Etisalat, Nigeria’s fourth largest mobile operator is enmeshed in a debt crisis that could lead to a change of its ownership. PREMIUM TIMES has extensively reported on the debt crisis with the firm and the regulators all reacting and assuring subscribers it would not affect operations.
Below are 17 simple ways to understand the Etisalat crisis.
1. Etisalat Nigeria is Nigeria’s fourth largest telecommunication network operator with over 21 million subscribers and controls about 12.9 per cent of the country’s telecom market share;
2. Etisalat commenced business in Nigeria in 2009, after acquiring the unified access license, including a mobile license and spectrum in the GSM 1800 and 900 MHZ bands from the Nigerian Communications Commission in January 2007;
3. Etisalat is owned by three shareholders – Emirates Telecommunications Group Company (Etisalat Group – owns 40 per cent); United Arab Emirates Sovereign Wealth Fund through Mubadala Development Company, Abu Dhabi (45 per cent), and Myacinth (15 per cent), through Emerging Markets Telecommunications Services, EMTS Holding BV, owned by former United Bank for Africa, UBA, Chairman, Hakeem Bello-Osagie.
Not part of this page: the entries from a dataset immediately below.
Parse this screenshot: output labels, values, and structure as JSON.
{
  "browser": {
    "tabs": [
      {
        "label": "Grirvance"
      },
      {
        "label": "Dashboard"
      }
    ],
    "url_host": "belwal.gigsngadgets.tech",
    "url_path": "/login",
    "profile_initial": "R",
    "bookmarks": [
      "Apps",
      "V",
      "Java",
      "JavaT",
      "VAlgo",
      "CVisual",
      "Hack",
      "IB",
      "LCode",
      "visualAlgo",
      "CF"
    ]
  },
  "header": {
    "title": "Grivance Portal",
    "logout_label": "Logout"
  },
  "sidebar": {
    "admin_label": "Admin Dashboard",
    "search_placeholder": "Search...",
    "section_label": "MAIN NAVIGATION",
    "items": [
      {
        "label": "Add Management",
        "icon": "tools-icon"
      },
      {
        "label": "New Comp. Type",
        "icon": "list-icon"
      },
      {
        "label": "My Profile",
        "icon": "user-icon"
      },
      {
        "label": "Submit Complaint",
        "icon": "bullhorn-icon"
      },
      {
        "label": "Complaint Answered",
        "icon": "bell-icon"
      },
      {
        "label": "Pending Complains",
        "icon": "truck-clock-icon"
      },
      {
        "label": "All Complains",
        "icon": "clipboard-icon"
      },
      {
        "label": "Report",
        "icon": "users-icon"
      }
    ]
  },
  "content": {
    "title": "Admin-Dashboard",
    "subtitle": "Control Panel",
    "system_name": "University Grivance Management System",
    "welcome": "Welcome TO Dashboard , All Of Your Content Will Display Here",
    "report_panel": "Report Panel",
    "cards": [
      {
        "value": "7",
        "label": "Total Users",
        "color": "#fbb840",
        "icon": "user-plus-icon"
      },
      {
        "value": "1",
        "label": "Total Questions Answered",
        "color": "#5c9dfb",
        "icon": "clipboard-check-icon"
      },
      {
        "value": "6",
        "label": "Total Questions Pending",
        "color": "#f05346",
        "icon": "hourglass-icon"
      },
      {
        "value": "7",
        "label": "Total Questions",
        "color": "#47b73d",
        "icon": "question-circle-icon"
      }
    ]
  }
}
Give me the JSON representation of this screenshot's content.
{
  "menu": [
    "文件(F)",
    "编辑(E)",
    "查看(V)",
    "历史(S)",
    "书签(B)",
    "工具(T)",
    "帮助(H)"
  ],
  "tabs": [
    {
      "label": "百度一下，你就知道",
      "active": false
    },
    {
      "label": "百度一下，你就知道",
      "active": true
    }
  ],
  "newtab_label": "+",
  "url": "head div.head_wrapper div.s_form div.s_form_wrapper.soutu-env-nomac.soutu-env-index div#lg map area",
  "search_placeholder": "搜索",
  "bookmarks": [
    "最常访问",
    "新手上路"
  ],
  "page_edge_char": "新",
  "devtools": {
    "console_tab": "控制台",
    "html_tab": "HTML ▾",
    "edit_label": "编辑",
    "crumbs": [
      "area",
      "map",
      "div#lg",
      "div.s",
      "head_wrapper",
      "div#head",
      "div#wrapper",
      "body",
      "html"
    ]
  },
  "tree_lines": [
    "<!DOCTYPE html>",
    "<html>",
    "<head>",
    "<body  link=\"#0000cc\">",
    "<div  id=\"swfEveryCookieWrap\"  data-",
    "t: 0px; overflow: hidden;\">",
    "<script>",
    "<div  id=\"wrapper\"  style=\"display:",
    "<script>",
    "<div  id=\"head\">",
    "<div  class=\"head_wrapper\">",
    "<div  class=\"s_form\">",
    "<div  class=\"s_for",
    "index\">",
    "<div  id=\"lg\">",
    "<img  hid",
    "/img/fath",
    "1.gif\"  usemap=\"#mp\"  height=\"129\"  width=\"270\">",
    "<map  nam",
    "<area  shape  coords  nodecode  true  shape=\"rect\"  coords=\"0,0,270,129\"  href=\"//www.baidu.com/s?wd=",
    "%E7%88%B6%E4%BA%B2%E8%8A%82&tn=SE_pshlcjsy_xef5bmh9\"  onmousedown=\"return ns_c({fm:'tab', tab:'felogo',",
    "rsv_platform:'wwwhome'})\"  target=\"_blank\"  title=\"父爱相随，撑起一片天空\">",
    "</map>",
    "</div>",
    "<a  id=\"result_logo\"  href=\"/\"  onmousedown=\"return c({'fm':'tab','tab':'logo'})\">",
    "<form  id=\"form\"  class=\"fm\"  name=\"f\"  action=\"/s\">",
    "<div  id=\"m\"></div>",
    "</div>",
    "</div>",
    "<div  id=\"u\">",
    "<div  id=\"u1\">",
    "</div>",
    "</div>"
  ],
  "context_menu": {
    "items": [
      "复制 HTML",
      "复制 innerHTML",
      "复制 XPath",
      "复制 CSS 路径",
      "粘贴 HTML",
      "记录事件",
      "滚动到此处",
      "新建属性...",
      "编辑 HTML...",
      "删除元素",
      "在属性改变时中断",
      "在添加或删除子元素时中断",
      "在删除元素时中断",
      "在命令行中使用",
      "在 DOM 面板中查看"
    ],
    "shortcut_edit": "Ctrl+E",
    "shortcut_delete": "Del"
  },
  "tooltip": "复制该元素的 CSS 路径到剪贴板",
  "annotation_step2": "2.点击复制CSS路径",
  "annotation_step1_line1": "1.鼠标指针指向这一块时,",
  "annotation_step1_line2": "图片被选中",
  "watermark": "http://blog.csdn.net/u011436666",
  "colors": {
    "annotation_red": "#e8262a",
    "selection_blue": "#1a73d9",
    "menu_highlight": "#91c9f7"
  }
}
4. Etisalat obtained a $1.2 billion (N377.4 billion) syndicated loan in 2013, from a consortium of 13 Nigerian banks, including Access Bank, Zenith Bank Plc, Guaranty Trust Bank Plc, First Bank Limited, Fidelity Bank Plc, First City Monument Bank (FCMB), Stanbic IBTC, Ecobank, United Bank for Africa (UBA) Plc and Union Bank of Nigeria Plc;
5. The loan, which involved a foreign-backed guaranteed bond, was to finance a major network rehabilitation, upgrade and expansion of its operational base in Nigeria;
6. About $600 million (N115billion) of the total loan package was secured with asset by Etisalat, while Etisalat Group of UAE, the parent company, pledged shares to the tune of $235 million;
7. Zenith Bank, Guaranty Trust Bank and Access Bank have the top three exposures of the total loan – N80 billion, N42 billion and N40 billion respectively;
8. So far, Etisalat Nigeria has paid about half of the initial loan (about N504 billion), according to official figures, with total outstanding sum of about $574 million, consisting $227million and N113billion (if the Naira portion is converted to U.S. Dollars)
9. Etisalat failed to meet its agreed debt servicing obligations with the banks since 2016;
10. The banks reported the matter to telecoms sector regulator, the Nigerian Communications Commission, NCC, and financial sector regulator, Central Bank of Nigeria, CBN, demanding to recover the loan or take-over the company;
11. On March 10, 2017, the intervention of the NCC and CBN succeeded in persuading the banks to suspend their threat to take-over Etisalat, after all parties agreed to restructure the loan, with May 31, 2017 as the new repayment deadline;
12. Again, Etisalat failed to meet the deadline. Further negotiations later collapsed, resulting in the banks issuing a final defaulting note and enforcement notice on June 9, 2017 to Etisalat, to commence the process to take-over Etisalat after it reneged on the agreed repayment deadline, effective June 15, 2017;
13. The notice requested EMTS Holding BV, a special purpose vehicle established in Netherlands, to transfer 100 per cent of its shares to United Capital Trustees Limited, legal trustees of the banks by June 15, 2017.
14. An extended deadline was given for the completion of share transfer by 5 pm on Friday, June 23, 2017.
15. Following the collapse of negotiations on the debt with the banks, Mubadala Development Company, the majority shareholder in the company, dropped a hint on June 15, 2017, of its decision to withdraw its shareholding from the company;
16. Mubadala’s decision was later announced on June 20, 2017, when Emirates Telecommunications Group Company, its parent company, disclosed in a filing with the Abu Dhabi Securities Exchange in Abu Dhabi, United Arab Emirate;
17. NCC has warned banks that the Nigerian Communications Act (NCA) says issuance of a telephone mobile license is personal to the licensee and not transferable to a third party without the written approval of the commission.